The astronomers note that the newly observed flare is the second-largest flare detected from an L dwarf, and the second to be spotted from the ground. Moreover, ULAS J2249-0112 turns out to be the coolest star ever found to exhibit a white-light flare and the sixth L dwarf to have exhibited flaring activity.

"With a spectral type of L2.5 we believe ULAS J2249-0112 is the coolest star to show a flare to date," the scientists noted.

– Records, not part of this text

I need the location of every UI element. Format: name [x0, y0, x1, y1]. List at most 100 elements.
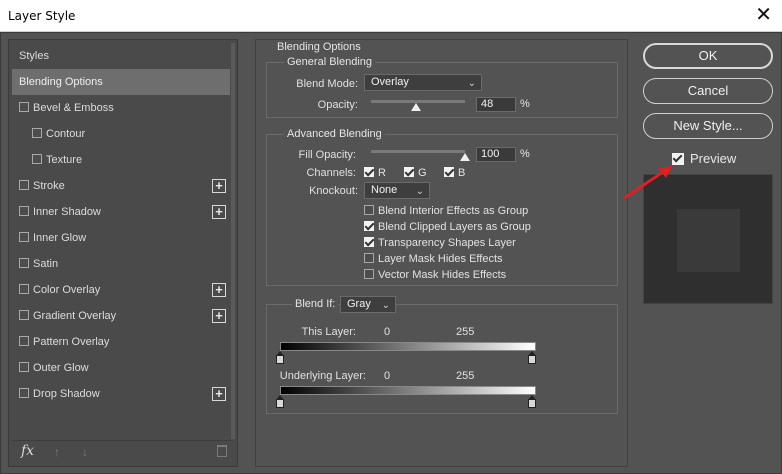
style-item-label: Stroke: [33, 180, 65, 192]
style-item-checkbox[interactable]: [19, 388, 29, 399]
style-item-inner-shadow[interactable]: Inner Shadow +: [12, 199, 230, 225]
style-item-blending-options[interactable]: Blending Options: [12, 69, 230, 95]
add-effect-plus-icon[interactable]: +: [212, 387, 226, 401]
style-item-label: Styles: [19, 50, 49, 62]
this-layer-low-value: 0: [384, 326, 391, 338]
style-item-checkbox[interactable]: [19, 284, 29, 295]
style-item-outer-glow[interactable]: Outer Glow: [12, 355, 230, 381]
channel-g-checkbox[interactable]: G: [404, 167, 427, 179]
style-list-scrollbar[interactable]: [231, 43, 235, 439]
blending-options-title: Blending Options: [274, 41, 364, 53]
blend-mode-select[interactable]: Overlay ⌄: [364, 74, 482, 91]
option-checkbox[interactable]: [364, 237, 374, 248]
move-up-icon[interactable]: ↑: [54, 445, 60, 459]
style-item-checkbox[interactable]: [19, 102, 29, 113]
style-item-checkbox[interactable]: [19, 310, 29, 321]
new-style-button[interactable]: New Style...: [643, 113, 773, 139]
option-label: Layer Mask Hides Effects: [378, 253, 503, 265]
style-item-pattern-overlay[interactable]: Pattern Overlay: [12, 329, 230, 355]
option-checkbox[interactable]: [364, 221, 374, 232]
option-label: Vector Mask Hides Effects: [378, 269, 507, 281]
this-layer-gradient: [280, 342, 536, 351]
style-item-checkbox[interactable]: [19, 180, 29, 191]
style-item-checkbox[interactable]: [32, 128, 42, 139]
option-blend-clipped-layers-as-group[interactable]: Blend Clipped Layers as Group: [364, 221, 531, 233]
option-checkbox[interactable]: [364, 269, 374, 280]
option-layer-mask-hides-effects[interactable]: Layer Mask Hides Effects: [364, 253, 503, 265]
fill-opacity-slider[interactable]: [371, 150, 465, 153]
blend-if-select[interactable]: Gray ⌄: [340, 296, 396, 313]
close-icon[interactable]: ✕: [755, 4, 772, 26]
style-item-label: Pattern Overlay: [33, 336, 110, 348]
opacity-field[interactable]: 48: [476, 97, 516, 112]
style-item-inner-glow[interactable]: Inner Glow: [12, 225, 230, 251]
annotation-arrow-icon: [623, 166, 672, 200]
style-item-contour[interactable]: Contour: [12, 121, 230, 147]
channel-b-checkbox[interactable]: B: [444, 167, 465, 179]
style-item-gradient-overlay[interactable]: Gradient Overlay +: [12, 303, 230, 329]
style-item-checkbox[interactable]: [19, 336, 29, 347]
underlying-low-value: 0: [384, 370, 391, 382]
advanced-blending-title: Advanced Blending: [284, 128, 385, 140]
option-checkbox[interactable]: [364, 253, 374, 264]
ok-button[interactable]: OK: [643, 43, 773, 69]
option-vector-mask-hides-effects[interactable]: Vector Mask Hides Effects: [364, 269, 506, 281]
add-effect-plus-icon[interactable]: +: [212, 179, 226, 193]
preview-swatch: [677, 209, 740, 272]
cancel-button[interactable]: Cancel: [643, 78, 773, 104]
channel-r-checkbox[interactable]: R: [364, 167, 386, 179]
style-item-checkbox[interactable]: [19, 258, 29, 269]
style-item-label: Color Overlay: [33, 284, 101, 296]
style-item-texture[interactable]: Texture: [12, 147, 230, 173]
add-effect-plus-icon[interactable]: +: [212, 205, 226, 219]
move-down-icon[interactable]: ↓: [82, 445, 88, 459]
blend-if-group: [266, 304, 618, 414]
chevron-down-icon: ⌄: [381, 300, 390, 311]
style-item-label: Gradient Overlay: [33, 310, 117, 322]
preview-label: Preview: [690, 151, 737, 166]
style-item-drop-shadow[interactable]: Drop Shadow +: [12, 381, 230, 407]
this-layer-black-handle[interactable]: [276, 351, 284, 364]
trash-icon[interactable]: [217, 445, 227, 457]
add-effect-plus-icon[interactable]: +: [212, 309, 226, 323]
blending-options-panel: Blending Options General Blending Blend …: [255, 39, 628, 467]
option-blend-interior-effects-as-group[interactable]: Blend Interior Effects as Group: [364, 205, 528, 217]
underlying-layer-label: Underlying Layer:: [279, 370, 366, 382]
fill-opacity-field[interactable]: 100: [476, 147, 516, 162]
chevron-down-icon: ⌄: [415, 186, 424, 197]
option-checkbox[interactable]: [364, 205, 374, 216]
window-title: Layer Style: [8, 9, 76, 23]
underlying-black-handle[interactable]: [276, 395, 284, 408]
style-item-label: Inner Shadow: [33, 206, 101, 218]
opacity-slider-thumb[interactable]: [411, 103, 422, 111]
style-item-label: Texture: [46, 154, 83, 166]
style-item-label: Inner Glow: [33, 232, 87, 244]
styles-toolbar: fx ↑ ↓: [12, 440, 233, 462]
underlying-white-handle[interactable]: [528, 395, 536, 408]
style-item-checkbox[interactable]: [19, 232, 29, 243]
option-label: Transparency Shapes Layer: [378, 237, 516, 249]
style-item-label: Satin: [33, 258, 59, 270]
style-item-bevel-emboss[interactable]: Bevel & Emboss: [12, 95, 230, 121]
style-item-label: Blending Options: [19, 76, 103, 88]
style-item-checkbox[interactable]: [19, 362, 29, 373]
style-item-styles[interactable]: Styles: [12, 43, 230, 69]
fx-button[interactable]: fx: [21, 443, 34, 459]
add-effect-plus-icon[interactable]: +: [212, 283, 226, 297]
chevron-down-icon: ⌄: [467, 78, 476, 89]
underlying-layer-gradient: [280, 386, 536, 395]
fill-opacity-slider-thumb[interactable]: [460, 153, 470, 161]
style-item-checkbox[interactable]: [19, 206, 29, 217]
option-label: Blend Interior Effects as Group: [378, 205, 529, 217]
general-blending-title: General Blending: [284, 56, 376, 68]
option-transparency-shapes-layer[interactable]: Transparency Shapes Layer: [364, 237, 516, 249]
fill-opacity-label: Fill Opacity:: [298, 149, 356, 161]
knockout-select[interactable]: None ⌄: [364, 182, 430, 199]
style-item-satin[interactable]: Satin: [12, 251, 230, 277]
style-item-stroke[interactable]: Stroke +: [12, 173, 230, 199]
style-item-color-overlay[interactable]: Color Overlay +: [12, 277, 230, 303]
style-item-checkbox[interactable]: [32, 154, 42, 165]
blend-mode-value: Overlay: [371, 76, 409, 88]
this-layer-white-handle[interactable]: [528, 351, 536, 364]
blend-mode-label: Blend Mode:: [296, 78, 358, 90]
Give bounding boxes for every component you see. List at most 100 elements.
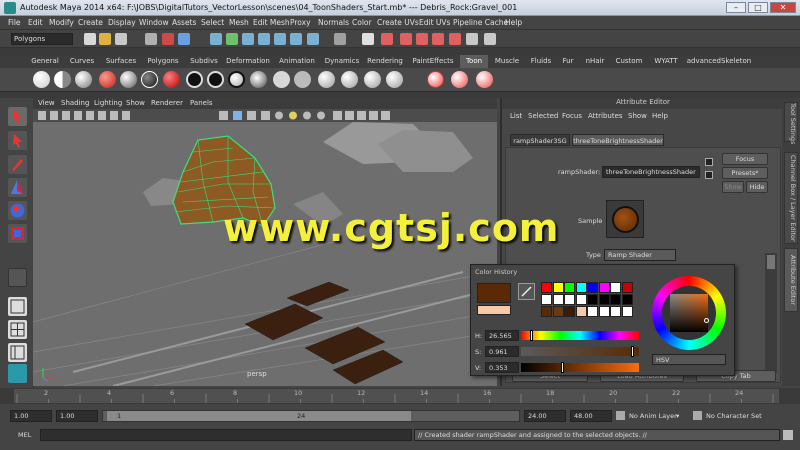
saturation-field[interactable]: 0.961 <box>485 346 519 357</box>
vp-menu-lighting[interactable]: Lighting <box>94 99 122 107</box>
construction-history-icon[interactable] <box>334 33 346 45</box>
menu-window[interactable]: Window <box>139 18 169 27</box>
end-time-field[interactable]: 48.00 <box>570 410 612 422</box>
single-layout-icon[interactable] <box>8 297 27 316</box>
playback-end-field[interactable]: 24.00 <box>524 410 566 422</box>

According to the authors, the detection of such a large flare on ULAS J2249-0112 illustrates the importance of high-cadence observations with NGTS in studying the largest stellar flares from the coolest stars.

"This behavior would not be visible in the TESS [NASA's Transiting Exoplanet Survey Satellite] 30-minute cadence full-frame images, nor in all-sky surveys, which monitor large areas of sky each night. This shows how NGTS is in an ideal position to probe flare behavior on the latest spectral types," the researchers concluded.

More information: James A. G. Jackman et al. Detection of a giant white-light flare on an L2.5 dwarf with the Next Generation Transit Survey. arXiv:1902.00900 [astro-ph.SR].